The OP should seek some form of couple’s counseling (with a professional who understand AS). To determine if there is a way to reconcile the differences.
It doesn't sound like the problem's really about differences...it sounds like she's spent years taking care of him and getting very little in return, and that's caused her considerable grief. Unless he's actually able to look after himself and reciprocate, I'm not sure a counselor can really do much with that situation in couples counseling.

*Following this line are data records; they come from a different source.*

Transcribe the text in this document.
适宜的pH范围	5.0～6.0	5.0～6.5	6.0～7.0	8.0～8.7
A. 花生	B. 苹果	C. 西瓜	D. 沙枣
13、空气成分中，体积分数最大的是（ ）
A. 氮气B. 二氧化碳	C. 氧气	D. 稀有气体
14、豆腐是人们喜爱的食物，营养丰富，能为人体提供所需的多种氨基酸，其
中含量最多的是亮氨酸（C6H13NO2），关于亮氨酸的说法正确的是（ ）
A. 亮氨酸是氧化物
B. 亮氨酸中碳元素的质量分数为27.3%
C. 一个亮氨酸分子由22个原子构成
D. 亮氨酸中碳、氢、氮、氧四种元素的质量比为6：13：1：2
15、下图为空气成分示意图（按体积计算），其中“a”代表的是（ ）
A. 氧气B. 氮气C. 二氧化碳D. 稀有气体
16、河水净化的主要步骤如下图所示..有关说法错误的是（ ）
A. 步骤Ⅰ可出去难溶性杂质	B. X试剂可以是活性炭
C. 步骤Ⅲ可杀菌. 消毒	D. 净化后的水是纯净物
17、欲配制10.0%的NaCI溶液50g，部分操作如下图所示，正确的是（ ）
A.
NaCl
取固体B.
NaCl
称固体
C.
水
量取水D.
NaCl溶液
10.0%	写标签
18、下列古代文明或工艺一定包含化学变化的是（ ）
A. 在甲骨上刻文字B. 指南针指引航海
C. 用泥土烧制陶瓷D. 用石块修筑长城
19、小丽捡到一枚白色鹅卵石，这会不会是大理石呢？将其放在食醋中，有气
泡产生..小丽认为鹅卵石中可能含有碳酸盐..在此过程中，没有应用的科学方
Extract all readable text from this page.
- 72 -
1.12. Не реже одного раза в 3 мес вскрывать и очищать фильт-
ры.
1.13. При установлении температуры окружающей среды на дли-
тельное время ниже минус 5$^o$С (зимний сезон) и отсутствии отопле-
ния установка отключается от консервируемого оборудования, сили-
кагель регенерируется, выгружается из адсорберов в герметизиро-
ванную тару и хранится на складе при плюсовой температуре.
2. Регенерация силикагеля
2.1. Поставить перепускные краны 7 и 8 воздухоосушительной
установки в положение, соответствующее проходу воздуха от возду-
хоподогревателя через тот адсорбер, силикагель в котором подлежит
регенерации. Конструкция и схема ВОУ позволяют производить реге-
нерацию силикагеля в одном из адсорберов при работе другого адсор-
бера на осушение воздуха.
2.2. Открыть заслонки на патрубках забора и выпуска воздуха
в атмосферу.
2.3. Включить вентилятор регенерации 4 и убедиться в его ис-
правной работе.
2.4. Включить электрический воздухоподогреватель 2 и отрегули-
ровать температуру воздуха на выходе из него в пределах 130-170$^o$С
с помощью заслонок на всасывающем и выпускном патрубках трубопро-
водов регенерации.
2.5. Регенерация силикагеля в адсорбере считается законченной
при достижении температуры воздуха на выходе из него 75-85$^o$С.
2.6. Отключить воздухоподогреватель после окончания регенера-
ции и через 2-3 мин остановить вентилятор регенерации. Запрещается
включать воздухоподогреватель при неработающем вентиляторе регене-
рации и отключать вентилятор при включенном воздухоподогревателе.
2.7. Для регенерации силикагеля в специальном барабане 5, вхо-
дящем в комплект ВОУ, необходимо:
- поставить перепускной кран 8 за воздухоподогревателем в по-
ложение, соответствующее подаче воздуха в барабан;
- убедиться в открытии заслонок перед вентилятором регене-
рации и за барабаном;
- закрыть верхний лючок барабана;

The fact that the OP’s husband was diagnosed, does not change anything. He is the same person he was before he was diagnosed. He now simply has a label to describe a set of behavioral symptoms that have been present since Day 1. These same behavioral symptoms existed the day he met the OP. These same behavioral symptoms existed the day he married the OP.
Well, who really knows what the real situation is. To me, it seems odd to give up, without trying. And, for me, leaving without trying counseling, is giving up. To each his own.
At some point, presumably, both parties felt love and connection, however imperfect. I think this is about differences, different points of view, different experiences, and that as one partner experiences him or herself as doing everything with no reciprocation, that feeling is likely to be mutual. I don't know that that's an accurate assessment, but I think it's nevertheless true. Believing someone else does nothing seems like a choice, an understandable one in difficult circumstances perhaps, but one which makes it terribly difficult for the partner. And I don't believe that neurotypical partners are necessarily working harder, I think this experience transcends this differences. Though there are some aspects that are different and specific to this situation. And it won't be resolved in quite the same way, not at all probably once both parties commit to the idea the other is bringing nothing of value to the relationship. And that seems to me to be the problem, encapsulated nicely.